Belajar Kreatifitas dari Singapura
Misbahudin. Singapore Capacity Building
Belajar Kreatifitas dari Singapura
Belajar Kreatifitas dari Singapura
Belajar Kreatifitas dari Singapura
Belajar Kreatifitas dari Singapura

Cihonews - Pemerintah Provinsi Jawa Barat melalui Dinas Kebudayaan dan Pariwisata (Disbudpar) fokus menyelenggarakan serangkaian kegiatan persiapan dari rencana pembangunan Gedung Kreatif di Jawa Barat termasuk salah satunya Sumedang. Melalui Bidang Ekonomi kreatif, Pemerintah intens mempersiapkan sumber daya manusia yang akan menjadi pengelola gedung untuk melakukan studi banding ke Singapura. Singapura dipilih atas dasar Ekosistem Kreatifitas di negara tersebut sudah cukup berkembang dan sangat memberikan dampak pada pembangunan di Singapura. Tidak ayal, Singapura selalu menjadi rujukan bagi negara negara kawasan asia tenggara untuk belajar terkait perkembangan Ekonomi kreatif. 

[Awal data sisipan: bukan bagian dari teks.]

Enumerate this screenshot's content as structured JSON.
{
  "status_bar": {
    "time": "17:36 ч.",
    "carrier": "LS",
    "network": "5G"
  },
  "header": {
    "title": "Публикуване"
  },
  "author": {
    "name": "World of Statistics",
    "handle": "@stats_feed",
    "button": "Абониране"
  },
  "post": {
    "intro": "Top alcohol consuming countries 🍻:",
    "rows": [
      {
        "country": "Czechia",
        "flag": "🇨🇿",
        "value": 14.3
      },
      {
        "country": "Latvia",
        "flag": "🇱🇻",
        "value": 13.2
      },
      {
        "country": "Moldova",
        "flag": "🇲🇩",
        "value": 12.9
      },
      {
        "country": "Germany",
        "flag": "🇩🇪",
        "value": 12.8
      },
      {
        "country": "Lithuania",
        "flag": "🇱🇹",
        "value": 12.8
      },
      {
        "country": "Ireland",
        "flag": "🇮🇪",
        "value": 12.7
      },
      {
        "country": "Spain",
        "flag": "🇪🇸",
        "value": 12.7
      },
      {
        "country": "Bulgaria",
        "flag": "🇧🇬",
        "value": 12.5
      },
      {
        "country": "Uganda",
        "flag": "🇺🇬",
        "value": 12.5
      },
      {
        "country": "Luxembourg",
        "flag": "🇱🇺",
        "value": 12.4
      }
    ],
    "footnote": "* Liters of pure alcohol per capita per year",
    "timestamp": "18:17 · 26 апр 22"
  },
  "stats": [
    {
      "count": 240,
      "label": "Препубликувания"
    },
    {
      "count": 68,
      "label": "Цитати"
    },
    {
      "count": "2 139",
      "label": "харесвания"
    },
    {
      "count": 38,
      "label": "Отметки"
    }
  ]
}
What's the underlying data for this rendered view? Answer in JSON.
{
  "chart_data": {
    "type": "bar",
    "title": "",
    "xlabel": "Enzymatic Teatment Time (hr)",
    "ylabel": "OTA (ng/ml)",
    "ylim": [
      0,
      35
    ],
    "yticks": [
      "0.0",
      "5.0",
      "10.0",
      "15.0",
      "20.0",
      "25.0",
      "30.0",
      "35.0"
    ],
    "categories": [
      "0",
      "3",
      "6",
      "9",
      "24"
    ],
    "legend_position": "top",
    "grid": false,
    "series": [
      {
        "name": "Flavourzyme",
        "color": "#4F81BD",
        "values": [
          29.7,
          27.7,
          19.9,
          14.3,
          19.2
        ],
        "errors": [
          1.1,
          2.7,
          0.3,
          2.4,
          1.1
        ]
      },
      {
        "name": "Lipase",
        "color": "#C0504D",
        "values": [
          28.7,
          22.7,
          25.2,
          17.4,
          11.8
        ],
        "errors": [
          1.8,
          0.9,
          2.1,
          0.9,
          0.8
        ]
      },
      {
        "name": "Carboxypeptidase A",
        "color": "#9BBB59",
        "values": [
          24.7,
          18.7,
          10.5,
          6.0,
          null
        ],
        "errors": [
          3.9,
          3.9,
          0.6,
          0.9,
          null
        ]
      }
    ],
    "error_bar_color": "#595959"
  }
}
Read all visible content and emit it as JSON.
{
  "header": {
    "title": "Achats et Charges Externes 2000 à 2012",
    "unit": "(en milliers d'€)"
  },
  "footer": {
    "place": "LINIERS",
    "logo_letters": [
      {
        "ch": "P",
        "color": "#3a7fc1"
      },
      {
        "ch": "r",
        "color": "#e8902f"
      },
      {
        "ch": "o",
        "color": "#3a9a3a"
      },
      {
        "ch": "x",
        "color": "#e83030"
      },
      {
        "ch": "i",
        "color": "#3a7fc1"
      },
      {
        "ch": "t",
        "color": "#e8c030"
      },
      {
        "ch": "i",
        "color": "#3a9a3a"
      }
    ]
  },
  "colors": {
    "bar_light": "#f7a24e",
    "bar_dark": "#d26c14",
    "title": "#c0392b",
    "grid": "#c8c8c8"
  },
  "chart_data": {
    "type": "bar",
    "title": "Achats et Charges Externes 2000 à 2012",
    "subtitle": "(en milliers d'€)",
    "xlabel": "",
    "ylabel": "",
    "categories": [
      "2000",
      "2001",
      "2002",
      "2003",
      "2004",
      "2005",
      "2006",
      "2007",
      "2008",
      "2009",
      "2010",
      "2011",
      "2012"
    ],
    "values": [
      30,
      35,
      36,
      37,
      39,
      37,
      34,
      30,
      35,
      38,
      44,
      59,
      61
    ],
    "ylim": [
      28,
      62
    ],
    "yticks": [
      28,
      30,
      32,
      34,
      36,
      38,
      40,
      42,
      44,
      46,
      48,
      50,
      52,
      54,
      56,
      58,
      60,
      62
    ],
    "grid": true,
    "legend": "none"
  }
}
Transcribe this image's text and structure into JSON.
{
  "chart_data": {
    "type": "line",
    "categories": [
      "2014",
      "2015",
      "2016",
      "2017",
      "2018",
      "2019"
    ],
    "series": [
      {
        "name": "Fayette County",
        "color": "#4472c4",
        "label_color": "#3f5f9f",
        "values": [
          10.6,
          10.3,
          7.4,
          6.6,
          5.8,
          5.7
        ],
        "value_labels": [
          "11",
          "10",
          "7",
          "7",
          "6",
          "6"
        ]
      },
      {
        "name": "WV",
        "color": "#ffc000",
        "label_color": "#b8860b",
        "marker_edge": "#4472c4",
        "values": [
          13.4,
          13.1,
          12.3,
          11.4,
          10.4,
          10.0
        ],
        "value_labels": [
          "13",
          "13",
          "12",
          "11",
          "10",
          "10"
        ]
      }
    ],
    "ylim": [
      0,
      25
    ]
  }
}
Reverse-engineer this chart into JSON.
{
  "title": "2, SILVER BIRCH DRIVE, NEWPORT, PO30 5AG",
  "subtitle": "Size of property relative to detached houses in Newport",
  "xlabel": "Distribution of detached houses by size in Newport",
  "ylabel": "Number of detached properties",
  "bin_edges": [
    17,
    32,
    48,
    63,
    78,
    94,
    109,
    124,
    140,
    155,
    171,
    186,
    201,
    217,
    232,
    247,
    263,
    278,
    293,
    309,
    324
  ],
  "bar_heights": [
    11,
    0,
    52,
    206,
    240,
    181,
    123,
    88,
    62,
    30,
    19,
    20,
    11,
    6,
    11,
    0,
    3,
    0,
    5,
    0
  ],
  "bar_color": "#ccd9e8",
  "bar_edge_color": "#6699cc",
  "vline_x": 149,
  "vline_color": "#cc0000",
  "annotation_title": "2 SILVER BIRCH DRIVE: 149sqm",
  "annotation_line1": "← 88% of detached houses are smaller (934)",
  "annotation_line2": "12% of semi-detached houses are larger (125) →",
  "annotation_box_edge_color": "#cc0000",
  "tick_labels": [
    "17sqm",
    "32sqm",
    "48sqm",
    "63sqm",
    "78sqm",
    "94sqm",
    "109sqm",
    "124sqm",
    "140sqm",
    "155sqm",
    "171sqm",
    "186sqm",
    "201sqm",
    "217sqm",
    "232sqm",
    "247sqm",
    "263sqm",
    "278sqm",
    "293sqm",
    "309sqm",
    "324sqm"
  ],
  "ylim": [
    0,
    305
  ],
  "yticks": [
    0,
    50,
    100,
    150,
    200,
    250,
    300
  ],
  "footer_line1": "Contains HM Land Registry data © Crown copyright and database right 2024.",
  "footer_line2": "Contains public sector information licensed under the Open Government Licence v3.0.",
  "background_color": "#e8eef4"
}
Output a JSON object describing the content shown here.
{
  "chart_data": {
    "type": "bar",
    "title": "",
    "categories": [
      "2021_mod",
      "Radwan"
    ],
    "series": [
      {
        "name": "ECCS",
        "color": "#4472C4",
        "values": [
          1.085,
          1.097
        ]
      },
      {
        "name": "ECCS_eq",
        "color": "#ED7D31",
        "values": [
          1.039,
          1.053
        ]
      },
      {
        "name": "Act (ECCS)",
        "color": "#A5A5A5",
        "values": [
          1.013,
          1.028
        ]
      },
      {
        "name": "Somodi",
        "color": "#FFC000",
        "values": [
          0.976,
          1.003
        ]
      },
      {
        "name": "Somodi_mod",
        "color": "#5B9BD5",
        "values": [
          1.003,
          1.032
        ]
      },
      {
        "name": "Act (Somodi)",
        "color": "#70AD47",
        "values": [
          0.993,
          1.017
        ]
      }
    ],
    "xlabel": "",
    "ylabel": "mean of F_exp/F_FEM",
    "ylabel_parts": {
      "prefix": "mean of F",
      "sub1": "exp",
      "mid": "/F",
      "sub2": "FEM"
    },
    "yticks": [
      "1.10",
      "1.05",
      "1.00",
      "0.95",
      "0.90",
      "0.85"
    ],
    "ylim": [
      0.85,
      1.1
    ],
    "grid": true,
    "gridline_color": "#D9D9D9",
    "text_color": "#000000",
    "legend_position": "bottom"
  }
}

Total delapan belas perwakilan Komunitas Kreatif Jawa Barat yang terdiri dari para pelaku kreatif dari berbagai subsektor yang berbeda, turut belajar menggali ilmu dari Singapura. Selain mengikuti seminar dan workshop, peserta juga diberikan pengalaman langsung untuk datang langsung ke gedung gedung kreatif center yang ada di Singapura. 

Adalah Misbahudin, Pelaku Ekraf di subsektor Aplikasi ini,  berhasil lolos dari serangkaian testing untuk turut serta menjadi perwakilan dari Kabupaten Sumedang. Misbahudin bersama belasan pelaku kreatif lainnya beruntung bisa menggali ilmu tentang Managemen Pengelolaan Gedung, Kolaborasi antar pelaku Ekonomi Kreatif, Design Thingking dsb. Para peserta diberikan kesempatan untuk mengunjungi berbagai tempat di Singapura seperti National Design Centre Singapore, Design Orchad, ACE SG, Enterprise Singapore, URA dan Tampines Hub.

Kegiatan yang dilaksanakan selama 5 hari ini, diawali dengan mengunjungi National Design Centre (NDC) Singapore. NDC ini merupakan lembaga utama Design di Singapura. Selanjutnya Peserta juga berkunjung ke TaFF dan ACE (Action Community for Enterpreneurship), TaFF merupakan inkubator bisnis pelaku usaha dengan berfokus pada fashion yang lokasinya tersendiri di Design Orchad yang diinisiasi menjadi hub untuk inovasi fashion sedangkan ACE adalah inkubator yang berfokus pada teknologi yang membantu para pelaku usaha agar mencapai titik kesuksesan melalui pendampingan, pemasaran dan jejaring dengan pihak yang dapat membantu mengembangkan usaha mereka. Di hari terakhir Peserta melakukan pembelajaran di tiga tempat yaitu Enterprise SG, URA dan Our Tampines Hub (OTH). SG ialah inkubator bisnis sedangkan URA dan Our Tampines Hub adalah tempat untuk belajar bisnis improvement district dan sebuah creative hub yang merupakan tempat yang mengaktivasi bagaimana tempat tersebut menjadi jauh lebih bermanfaat.

Besar harapan para peserta terkait ilmu dan pengalaman yang didapat selama di Singapura. Terutama Misbahudin, harapannya "Sumedang khususnya dapat mengadopsi segala kelebihan-kelebihan yang telah dicapai Singapura dalam pembangunan Creative Hub dan mudah-mudahan sumber daya manusia nya pun dapat berpikiran terbuka dan maju dalam menerima konsepan ilmu pengetahuan dan teknologi yang semakin hari semakin canggih. Terimakasih untuk segala kesempatan, akan aku coba terapkan ilmu yang ku dapat demi pembangunan Sumedang kita," ujar Misbahudin menutup pembicaraan.